Na penúltima edição da SPFW, a Lab Fantasma trouxe pela primeira vez uma modelo gorda pisando na passarela do evento. A Bia Gremion usa manequim 60 e foi o super destaque do desfile. Esse ano, a marca repetiu a dose e levou MC Carol (uma mulher gorda, negra e periférica) para a passarela. O desfile da Lab é um dos mais aguardados por levantar com vigor a bandeira da representatividade em seus modelos. A grife, do rapper Emicida, convidou também várias jornalistas, modelos e blogueiras gordas para vibrarem junto.

Outra grande surpresa nesta edição foi a apresentação da nova coleção do Ronaldo Fraga. Buscando “dar luz aos invisíveis”, o estilista colocou em seu elenco pessoas totalmente distintas do que estamos acostumadas a ver nas semanas de moda: idosos, deficientes físicos, transexuais, descendentes de índios e Fluvia Lacerda, a top model Plus Size que mesmo tendo quase quinze anos de carreira, nunca havia pisado nas passarelas da semana de moda mais relevante do país. Ronaldo Fraga é conhecido por celebrar a diversidade em seus desfiles – na última edição, abordou a questão dos refugiados e também da transexualidade.

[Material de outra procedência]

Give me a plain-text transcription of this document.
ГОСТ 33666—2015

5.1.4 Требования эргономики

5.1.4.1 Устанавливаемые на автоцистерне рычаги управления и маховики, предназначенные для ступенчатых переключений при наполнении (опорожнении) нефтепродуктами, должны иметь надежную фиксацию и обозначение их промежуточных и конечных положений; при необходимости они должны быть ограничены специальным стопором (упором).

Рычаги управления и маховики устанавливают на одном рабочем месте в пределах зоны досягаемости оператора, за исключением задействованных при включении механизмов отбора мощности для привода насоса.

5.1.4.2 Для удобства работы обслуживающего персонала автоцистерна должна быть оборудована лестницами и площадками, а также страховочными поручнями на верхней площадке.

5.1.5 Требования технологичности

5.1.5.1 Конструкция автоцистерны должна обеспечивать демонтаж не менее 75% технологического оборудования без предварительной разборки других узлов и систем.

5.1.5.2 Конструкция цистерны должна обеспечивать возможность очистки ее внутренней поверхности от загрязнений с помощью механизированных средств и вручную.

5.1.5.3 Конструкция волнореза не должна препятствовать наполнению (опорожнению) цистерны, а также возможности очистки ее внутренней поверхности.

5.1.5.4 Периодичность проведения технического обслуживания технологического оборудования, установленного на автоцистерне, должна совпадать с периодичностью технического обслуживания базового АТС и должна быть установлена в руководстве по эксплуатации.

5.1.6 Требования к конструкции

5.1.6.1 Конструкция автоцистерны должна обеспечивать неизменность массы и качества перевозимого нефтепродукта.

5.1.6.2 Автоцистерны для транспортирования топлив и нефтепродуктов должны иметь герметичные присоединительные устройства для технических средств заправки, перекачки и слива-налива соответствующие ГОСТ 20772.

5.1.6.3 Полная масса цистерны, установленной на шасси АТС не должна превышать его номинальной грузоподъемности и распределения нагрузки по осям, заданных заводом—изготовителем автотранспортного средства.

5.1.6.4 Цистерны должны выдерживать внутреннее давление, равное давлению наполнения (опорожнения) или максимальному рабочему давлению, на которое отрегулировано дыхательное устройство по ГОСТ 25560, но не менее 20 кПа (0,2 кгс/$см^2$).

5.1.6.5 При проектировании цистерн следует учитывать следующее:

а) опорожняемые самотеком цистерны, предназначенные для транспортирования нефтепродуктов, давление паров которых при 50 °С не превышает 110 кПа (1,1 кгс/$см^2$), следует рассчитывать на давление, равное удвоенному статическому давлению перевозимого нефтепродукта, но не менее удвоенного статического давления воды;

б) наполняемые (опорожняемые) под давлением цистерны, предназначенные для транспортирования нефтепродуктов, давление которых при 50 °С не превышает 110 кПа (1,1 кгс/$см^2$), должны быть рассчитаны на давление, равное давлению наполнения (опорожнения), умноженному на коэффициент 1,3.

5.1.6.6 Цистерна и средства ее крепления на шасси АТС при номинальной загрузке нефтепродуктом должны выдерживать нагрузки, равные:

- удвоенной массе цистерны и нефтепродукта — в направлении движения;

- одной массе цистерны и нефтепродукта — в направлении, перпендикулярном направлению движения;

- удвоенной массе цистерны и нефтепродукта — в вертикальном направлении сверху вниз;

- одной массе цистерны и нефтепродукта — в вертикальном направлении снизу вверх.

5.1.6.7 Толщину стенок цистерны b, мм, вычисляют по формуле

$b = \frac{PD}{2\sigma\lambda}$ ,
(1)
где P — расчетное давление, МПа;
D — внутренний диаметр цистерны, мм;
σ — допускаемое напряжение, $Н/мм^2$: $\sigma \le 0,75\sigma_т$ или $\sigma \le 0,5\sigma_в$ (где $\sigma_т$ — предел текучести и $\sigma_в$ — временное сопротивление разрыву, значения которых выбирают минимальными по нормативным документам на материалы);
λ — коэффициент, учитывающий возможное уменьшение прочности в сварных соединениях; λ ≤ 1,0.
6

Ronaldo Fraga SPFW N44 Verão / 2018 foto: Ze Takahashi / FOTOSITE
Fluvia Lacerda desfilando para Ronaldo Fraga
foto: Ze Takahashi / FOTOSITE

Hoje o estilista Alexandre Herchcovitch anunciou o lançamento de sua primeira coleção destinada ao público Plus Size. Em uma collab feita com a Elegance All Curves, as peças assinadas pelo estilista – que tem mais de vinte anos de carreira – vestirão mulheres que usam entre 44 e 54. A parceria tem ares de super produção – as fotos da modelo francesa Clémentine Desseaux foram feitas pelo consagrado fotógrafo André Schiliró. Mas, apesar do furor de ter um grande estilista criando modelos em tamanhos maiores, algo me incomodou e eu resolvi ler um pouco a opinião de outras amigas gordas pra ver se era só coisa da minha cabeça. Não, não era.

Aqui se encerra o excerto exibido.